Le foncier, mort-né et presque enterré

La veille, l’Assemblée nationale avait adopté par 272 voix contre 232 le projet de loi d’orientation pour la souveraineté agricole et le renouvellement des générations en agriculture, totalement muet sur la question foncière, exception faite d’une allégation à l’article 8 : « L’État se fixe pour objectif de contrôler les phénomènes d’agrandissement par la régulation de l’ensemble des marchés fonciers afin de permettre le renouvellement des générations en agriculture ».

Quelques minutes avant le vote, le député Dominique Potier (PS) avait porté une charge virulente contre le texte, déplorant que la majorité ait fait peu de cas de la « dizaine » de propositions que son groupe avait portées et qui, à défaut « d’une grande loi, d’une grande architecture de réforme foncière », aurait permis de « réparer les manques et les failles de la dérégulation agricole ». Le député de Meurthe-et-Moselle, qui est aussi agriculteur bio, a revendiqué comme « seule victoire », l’abandon du projet de créer des Groupements fonciers agricoles d’investissement (GFAI), un « mécanisme de financiarisation » qui aurait « aggravé » la situation et à propos duquel Stéphane Travert a dit que le débat n’était pas « mûr » mais que « pour autant, il va falloir avancer là-dessus ».

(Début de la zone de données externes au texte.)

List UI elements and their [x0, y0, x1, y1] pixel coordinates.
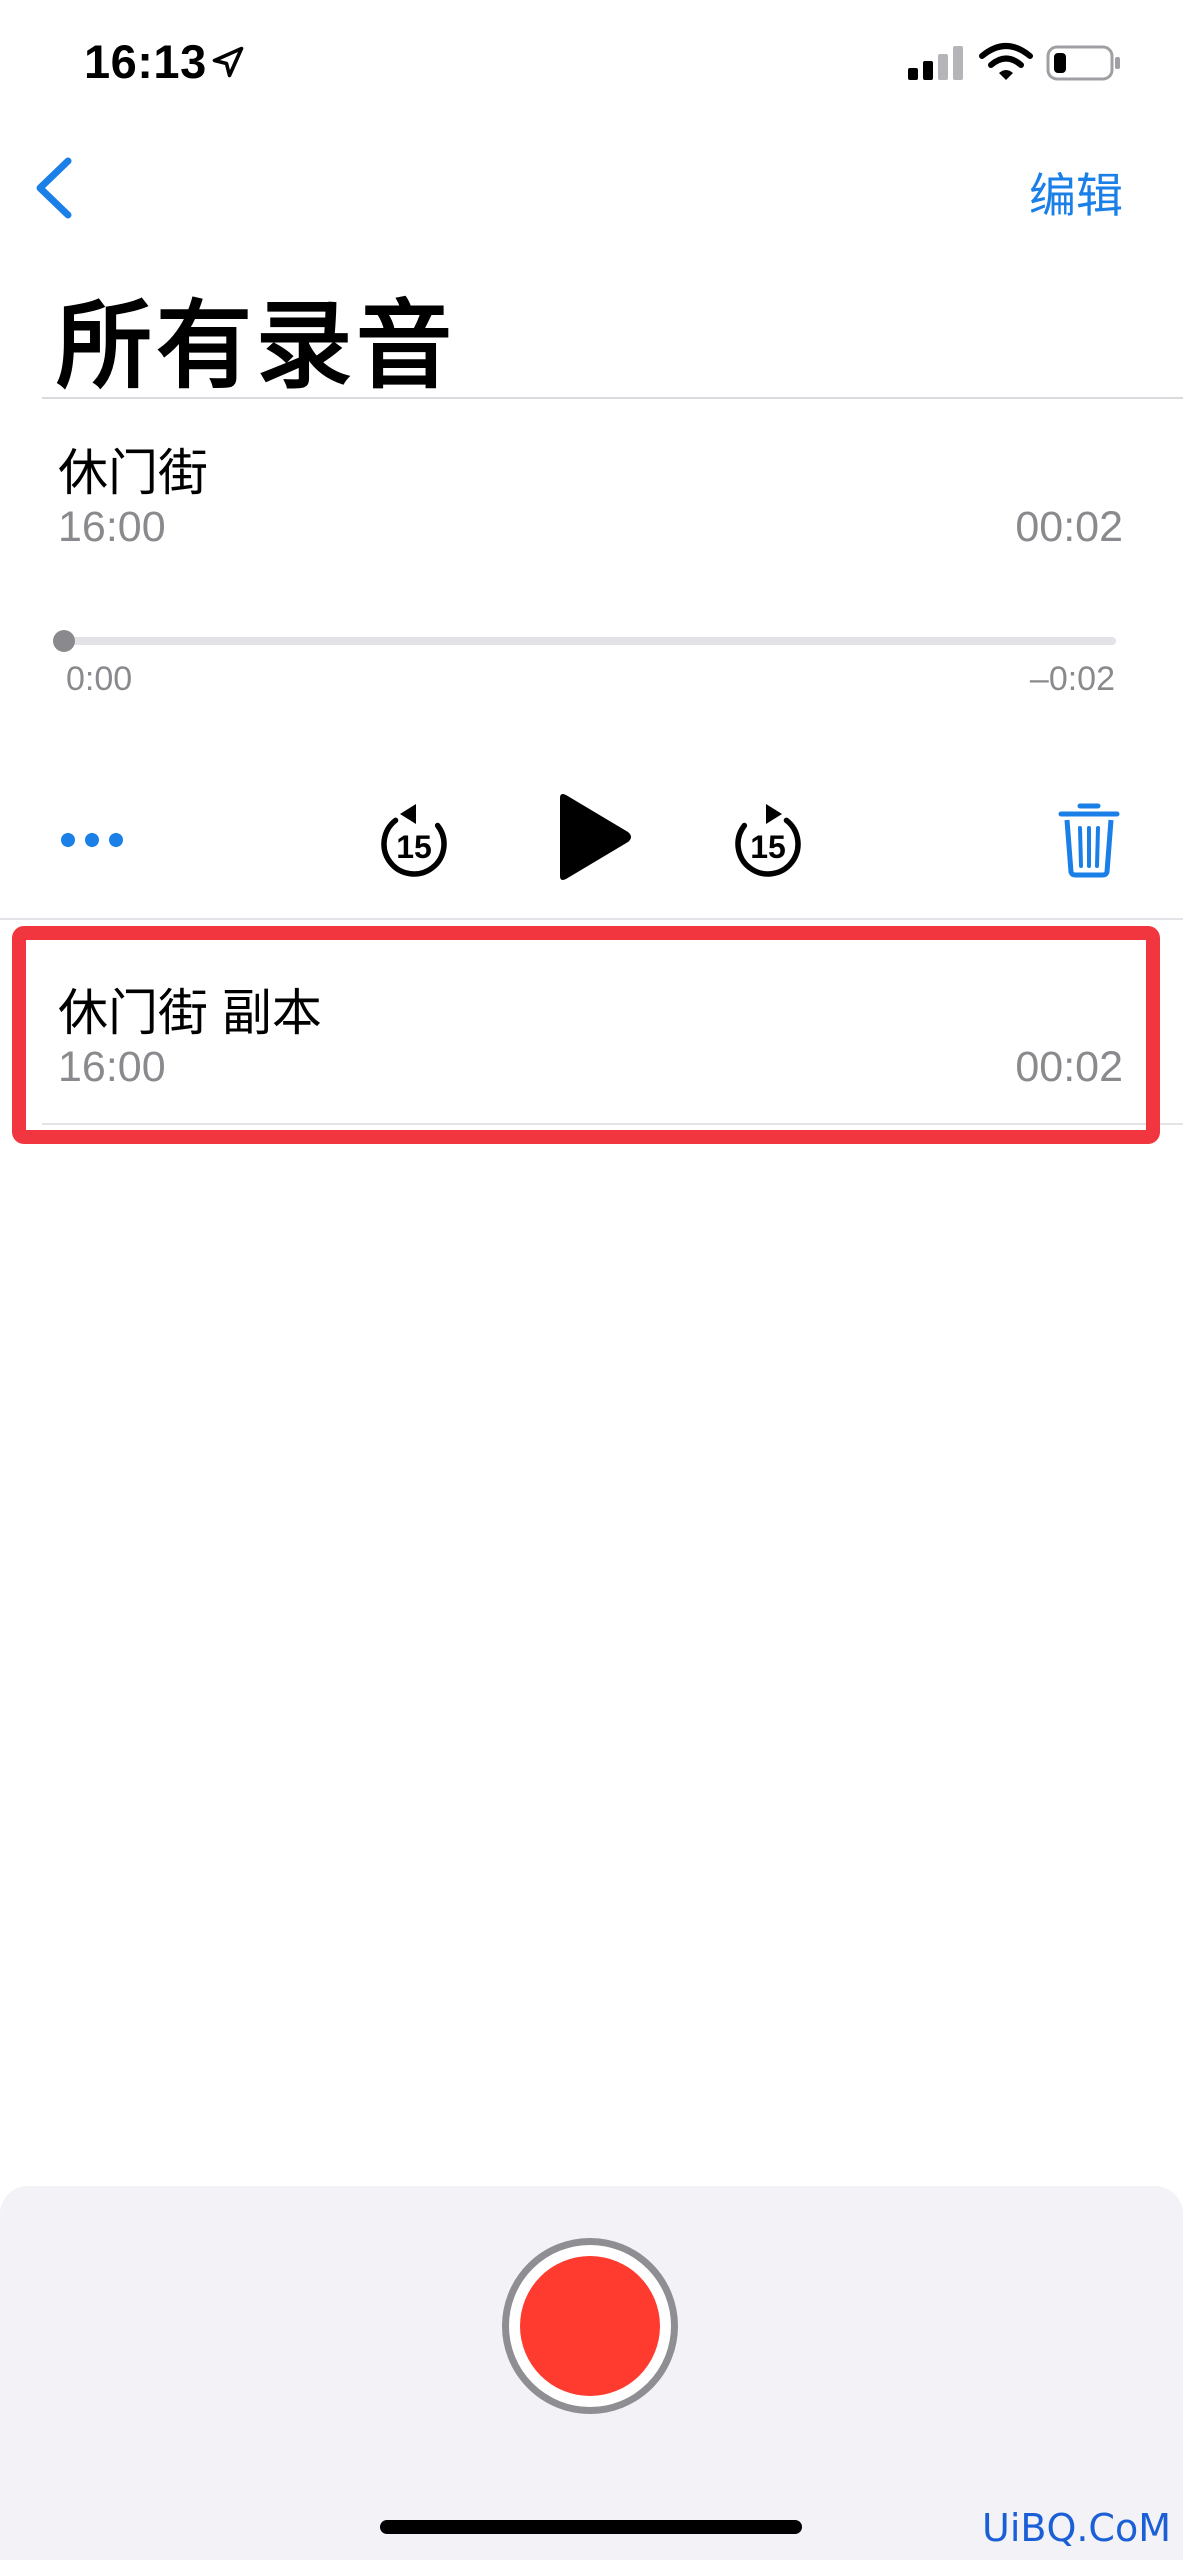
status-time: 16:13	[84, 35, 207, 88]
record-dot-icon[interactable]	[520, 2256, 660, 2396]
elapsed-time: 0:00	[66, 660, 133, 698]
highlight-box	[12, 926, 1160, 1144]
skip-forward-15-button[interactable]: 15	[730, 798, 806, 882]
recording-1-time: 16:00	[58, 503, 166, 551]
play-button[interactable]	[552, 792, 632, 882]
recording-1-name[interactable]: 休门街	[58, 433, 208, 505]
more-options-button[interactable]	[56, 815, 128, 865]
recording-1-duration: 00:02	[1015, 503, 1123, 551]
remaining-time: –0:02	[1029, 660, 1115, 698]
row-divider	[0, 918, 1183, 920]
skip-back-seconds: 15	[396, 829, 432, 865]
trash-button[interactable]	[1058, 800, 1120, 878]
edit-button[interactable]: 编辑	[1029, 157, 1123, 226]
page-title: 所有录音	[56, 293, 456, 400]
location-arrow-icon	[212, 46, 244, 78]
playback-scrubber[interactable]	[64, 637, 1116, 645]
battery-icon	[1046, 45, 1120, 81]
back-button[interactable]	[30, 155, 80, 221]
title-divider	[42, 397, 1183, 399]
home-indicator[interactable]	[380, 2520, 802, 2534]
cellular-signal-icon	[908, 46, 963, 80]
skip-back-15-button[interactable]: 15	[376, 798, 452, 882]
watermark: UiBQ.CoM	[982, 2506, 1171, 2550]
skip-forward-seconds: 15	[750, 829, 786, 865]
wifi-icon	[979, 43, 1033, 80]
scrubber-knob[interactable]	[53, 630, 75, 652]
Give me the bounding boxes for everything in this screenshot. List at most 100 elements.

Le groupe PS a également fait voter un amendement assignant aux politiques publiques et aux Schémas directeurs régionaux des exploitations agricoles (SDREA) l’objectif de compter au moins 400.000 exploitations et 500.000 exploitants à horizon 2035. « Plus d’un tiers des paysans quittera le métier dans les dix ans qui viennent, et un tiers de la surface agricole utile de notre pays, soit 10 millions d’hectares, changera de main, a encore énoncé le député. Soit ces terres iront à l’agrandissement, elles accélèreront ce phénomène d’agriculture dite de firme qui enrichit certains mais qui appauvrit l’ensemble des agriculteurs, des autres agriculteurs des territoire, sur le plan social écologique et économique, soit elles iront à l’installation ».

Le rendez-vous manqué d’Egalim

Lors de son audition, Stéphane Travert a justifié le choix du gouvernement d’esquiver la question foncière. « Après Egalim, nous devions faire une loi foncière, a dit l’ex-ministre de l’Agriculture, architecte de la loi Egalim 1 d’octobre 2018. Mais étant donné les idées que défendent les uns et les autres, à l’époque où même la majorité était totalement majoritaire et aujourd’hui en majorité relative, nous avions estimé que nous aurions un projet de loi avec plus de 10.000 amendements sur la question foncière ».

"Nous avons besoin de travailler sur ce sujet mais pas de le faire n’importe comment en déposant un projet de loi et en prenant 8000 amendements dans la vue"

L’ex-ministre a aussi évoqué les « évènements mondiaux » dus à la crise sanitaire puis la guerre en Ukraine et nécessitant de « parer à l’urgence » pour expliquer l’attentisme de l’exécutif qui a prévalu ensuite. « Nous avons besoin de travailler sur ce sujet mais pas de le faire n’importe comment en déposant un projet de loi et en prenant 8000 amendements dans la vue » a-t-il dit.

L’absence de « consensus »

La veille, dans l’Hémicycle, le député Potier avait ciblé le ministre de l’Agriculture Marc Fesneau qui avait affirmé auparavant qu’il n’y avait pas de « consensus » sur le foncier. « Moi je peux vous dire qu’en 1962, quand Edgar Pisani engage la France sur une voie de prospérité pour nourrir les Français, participer à la sécurité collective du monde en matière alimentaire, il n’a pas de consensus, a tancé le député. Il n’y a pas de consensus entre les propriétaires et les fermiers mais il tranche ».

"Nous allons tout droit vers une ferme agricole avec 200.000 paysans"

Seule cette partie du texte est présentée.